Speaking in a press conference, he said that the attacks by the Taliban on the Dera Ismail Khan Central Jail reveal that the Khyber Pakhtunkhwa (KP) provincial government had no writ, while militants patrolled the outskirts of Peshawar.
Wali Khan said that if the peace talks were to fail, then the killing of innocent people would never be allowed at the hands of the militants and that he would support a military operation, as the ANP had previously supported military operations in Swat and Malakand.
Political ownership for military operations against militants was necessary, he said.
ANP leader Wali Khan came to his home town Charsadda for Eid-ul-Fitr after five years and spent three days in Wali Bagh where ANP leaders, MNAs, MPAs and party workers met him under tight security.
Wali Khan had left Charsadda for Islamabad in 2008 when he faced a suicide attack on Eid that left his personal guard dead. He did not even come back to cast his vote in the 2013 general elections, in which he was defeated by JUI-F leader MNA Gauhar Shah by a big margin.
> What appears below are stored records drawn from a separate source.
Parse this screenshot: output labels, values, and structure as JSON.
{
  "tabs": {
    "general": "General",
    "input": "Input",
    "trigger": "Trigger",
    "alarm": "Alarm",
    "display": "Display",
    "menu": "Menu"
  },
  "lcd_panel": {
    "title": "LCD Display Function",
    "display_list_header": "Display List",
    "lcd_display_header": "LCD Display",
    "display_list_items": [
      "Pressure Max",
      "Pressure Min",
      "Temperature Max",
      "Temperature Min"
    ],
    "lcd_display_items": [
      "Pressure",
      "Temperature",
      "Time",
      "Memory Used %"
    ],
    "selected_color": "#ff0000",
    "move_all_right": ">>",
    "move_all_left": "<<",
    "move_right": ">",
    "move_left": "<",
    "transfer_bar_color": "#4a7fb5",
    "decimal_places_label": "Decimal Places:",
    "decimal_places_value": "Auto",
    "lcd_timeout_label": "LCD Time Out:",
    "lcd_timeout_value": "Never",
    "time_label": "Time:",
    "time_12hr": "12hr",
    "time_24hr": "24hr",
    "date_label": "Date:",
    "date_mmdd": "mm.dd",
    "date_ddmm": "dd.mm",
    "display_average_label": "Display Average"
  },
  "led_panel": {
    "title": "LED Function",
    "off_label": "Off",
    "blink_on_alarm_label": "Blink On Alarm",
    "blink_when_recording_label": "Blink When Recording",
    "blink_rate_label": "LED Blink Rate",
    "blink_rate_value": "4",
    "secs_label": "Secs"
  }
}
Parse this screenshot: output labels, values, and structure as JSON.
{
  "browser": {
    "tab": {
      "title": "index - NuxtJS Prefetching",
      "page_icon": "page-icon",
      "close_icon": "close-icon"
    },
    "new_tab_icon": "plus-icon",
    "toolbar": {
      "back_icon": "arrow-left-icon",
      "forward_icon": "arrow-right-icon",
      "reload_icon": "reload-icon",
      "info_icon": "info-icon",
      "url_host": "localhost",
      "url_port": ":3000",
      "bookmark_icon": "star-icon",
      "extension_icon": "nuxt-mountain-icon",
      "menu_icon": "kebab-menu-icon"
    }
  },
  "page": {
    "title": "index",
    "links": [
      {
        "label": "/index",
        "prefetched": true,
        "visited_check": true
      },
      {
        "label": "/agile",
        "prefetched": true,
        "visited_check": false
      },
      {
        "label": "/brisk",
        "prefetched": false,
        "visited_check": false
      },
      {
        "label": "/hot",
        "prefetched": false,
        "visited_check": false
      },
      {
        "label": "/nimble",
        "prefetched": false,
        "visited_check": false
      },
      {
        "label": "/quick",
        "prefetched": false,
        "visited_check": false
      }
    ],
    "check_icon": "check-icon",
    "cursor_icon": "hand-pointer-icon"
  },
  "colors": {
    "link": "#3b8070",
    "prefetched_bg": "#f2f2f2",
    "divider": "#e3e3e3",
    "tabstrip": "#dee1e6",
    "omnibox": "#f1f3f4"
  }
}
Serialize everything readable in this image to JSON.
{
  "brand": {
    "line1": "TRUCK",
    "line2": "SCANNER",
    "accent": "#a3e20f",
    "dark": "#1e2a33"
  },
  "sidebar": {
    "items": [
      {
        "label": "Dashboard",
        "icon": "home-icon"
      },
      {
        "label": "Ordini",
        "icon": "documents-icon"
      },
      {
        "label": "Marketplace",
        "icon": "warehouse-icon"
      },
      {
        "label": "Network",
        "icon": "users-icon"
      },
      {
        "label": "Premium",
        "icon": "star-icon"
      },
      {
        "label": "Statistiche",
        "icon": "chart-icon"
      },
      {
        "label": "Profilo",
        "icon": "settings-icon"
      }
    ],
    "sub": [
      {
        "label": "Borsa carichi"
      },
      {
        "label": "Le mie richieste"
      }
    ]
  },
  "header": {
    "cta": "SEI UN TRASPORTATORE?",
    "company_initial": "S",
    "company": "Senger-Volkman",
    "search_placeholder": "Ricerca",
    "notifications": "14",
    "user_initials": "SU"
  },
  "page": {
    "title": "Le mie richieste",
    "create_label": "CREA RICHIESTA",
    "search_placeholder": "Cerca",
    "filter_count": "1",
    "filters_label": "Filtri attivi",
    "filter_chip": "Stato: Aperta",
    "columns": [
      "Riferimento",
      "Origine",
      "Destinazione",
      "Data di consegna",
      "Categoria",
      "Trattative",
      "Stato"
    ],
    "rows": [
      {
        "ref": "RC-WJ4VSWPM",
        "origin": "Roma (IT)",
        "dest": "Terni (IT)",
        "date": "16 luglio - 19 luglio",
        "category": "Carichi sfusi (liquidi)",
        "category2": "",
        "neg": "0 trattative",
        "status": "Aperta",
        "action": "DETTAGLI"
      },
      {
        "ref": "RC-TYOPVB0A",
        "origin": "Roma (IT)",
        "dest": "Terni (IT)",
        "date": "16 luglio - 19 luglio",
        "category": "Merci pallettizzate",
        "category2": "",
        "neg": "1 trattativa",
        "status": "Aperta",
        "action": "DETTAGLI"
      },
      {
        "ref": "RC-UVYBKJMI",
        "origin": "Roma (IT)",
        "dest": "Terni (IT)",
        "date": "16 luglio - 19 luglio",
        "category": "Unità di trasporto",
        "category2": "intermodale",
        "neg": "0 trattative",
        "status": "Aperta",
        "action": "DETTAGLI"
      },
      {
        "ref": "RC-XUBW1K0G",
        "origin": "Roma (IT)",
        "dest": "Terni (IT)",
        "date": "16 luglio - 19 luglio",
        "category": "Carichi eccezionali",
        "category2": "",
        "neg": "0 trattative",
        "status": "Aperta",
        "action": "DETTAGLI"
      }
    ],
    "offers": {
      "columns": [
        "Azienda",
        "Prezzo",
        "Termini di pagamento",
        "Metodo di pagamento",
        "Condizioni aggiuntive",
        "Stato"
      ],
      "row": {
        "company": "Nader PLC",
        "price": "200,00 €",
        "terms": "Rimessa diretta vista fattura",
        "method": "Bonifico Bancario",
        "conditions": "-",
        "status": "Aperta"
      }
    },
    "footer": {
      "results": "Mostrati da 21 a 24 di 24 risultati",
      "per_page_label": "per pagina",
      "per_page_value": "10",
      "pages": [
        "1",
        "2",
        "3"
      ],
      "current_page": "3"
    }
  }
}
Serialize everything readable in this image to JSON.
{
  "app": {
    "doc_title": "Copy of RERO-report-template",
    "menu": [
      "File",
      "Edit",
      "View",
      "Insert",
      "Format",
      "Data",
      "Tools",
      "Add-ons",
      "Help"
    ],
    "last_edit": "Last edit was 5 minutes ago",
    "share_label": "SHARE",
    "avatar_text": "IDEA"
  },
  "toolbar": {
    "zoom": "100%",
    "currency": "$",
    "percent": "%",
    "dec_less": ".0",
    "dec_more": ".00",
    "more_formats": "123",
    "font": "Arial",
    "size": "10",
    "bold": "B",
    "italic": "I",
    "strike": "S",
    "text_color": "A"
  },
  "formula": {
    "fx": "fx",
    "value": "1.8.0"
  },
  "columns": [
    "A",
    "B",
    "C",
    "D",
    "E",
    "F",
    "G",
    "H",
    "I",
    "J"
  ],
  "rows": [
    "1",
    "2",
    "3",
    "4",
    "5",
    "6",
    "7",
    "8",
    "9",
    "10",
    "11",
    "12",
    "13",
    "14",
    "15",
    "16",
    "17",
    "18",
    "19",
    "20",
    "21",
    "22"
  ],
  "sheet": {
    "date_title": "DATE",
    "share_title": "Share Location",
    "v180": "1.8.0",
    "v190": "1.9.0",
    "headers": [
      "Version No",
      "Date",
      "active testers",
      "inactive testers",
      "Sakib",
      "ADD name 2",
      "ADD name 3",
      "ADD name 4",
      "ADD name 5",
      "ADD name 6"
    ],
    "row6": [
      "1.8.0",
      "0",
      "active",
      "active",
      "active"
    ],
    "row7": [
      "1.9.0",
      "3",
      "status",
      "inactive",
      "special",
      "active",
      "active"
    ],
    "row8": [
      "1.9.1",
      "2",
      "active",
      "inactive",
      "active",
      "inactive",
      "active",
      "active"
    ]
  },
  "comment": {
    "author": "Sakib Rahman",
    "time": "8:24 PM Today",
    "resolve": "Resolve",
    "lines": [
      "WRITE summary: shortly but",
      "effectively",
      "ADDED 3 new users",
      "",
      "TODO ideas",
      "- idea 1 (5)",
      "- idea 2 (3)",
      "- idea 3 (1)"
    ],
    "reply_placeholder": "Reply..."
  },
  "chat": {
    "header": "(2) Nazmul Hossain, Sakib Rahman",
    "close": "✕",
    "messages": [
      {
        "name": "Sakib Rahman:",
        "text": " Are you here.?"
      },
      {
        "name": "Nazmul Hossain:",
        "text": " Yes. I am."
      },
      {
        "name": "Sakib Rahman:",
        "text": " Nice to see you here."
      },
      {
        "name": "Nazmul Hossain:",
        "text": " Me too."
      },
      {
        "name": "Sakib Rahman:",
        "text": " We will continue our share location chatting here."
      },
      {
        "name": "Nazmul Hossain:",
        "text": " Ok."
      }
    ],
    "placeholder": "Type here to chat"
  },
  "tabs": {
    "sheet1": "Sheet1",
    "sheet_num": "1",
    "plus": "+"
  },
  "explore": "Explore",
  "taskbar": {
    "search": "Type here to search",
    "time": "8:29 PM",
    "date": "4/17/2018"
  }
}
His stepmother Begum Naseem also criticised him at his defeat for ignoring his home town.
All Party Conference
Wali Khan condemned Pakistan Tehreek-e-Insaf (PTI) chief Imran Khan over his stance on the All Party Conference (APC) and said that Imran Khan’s demands were baseless, since the PTI Chairman did not represent Sindh and Balochistan, only KP.
Wali Khan said that acts such as the KP Chief Minister calling militants ‘friends’ and reactions against drone attacks in Waziristan springing up from Peshawar and other parts of KP have led to low morale among law enforcement forces.
Wali Khan also stress the need for a concrete policy for Afghanistan after the withdrawal of NATO and US troops from Afghanistan in 2014, adding that an absence of such a policy would lead to more bloodshed in the tribal belt.
He said the previous Pakistan Peoples Party government practiced a free foreign policy that had never been dictated by the army.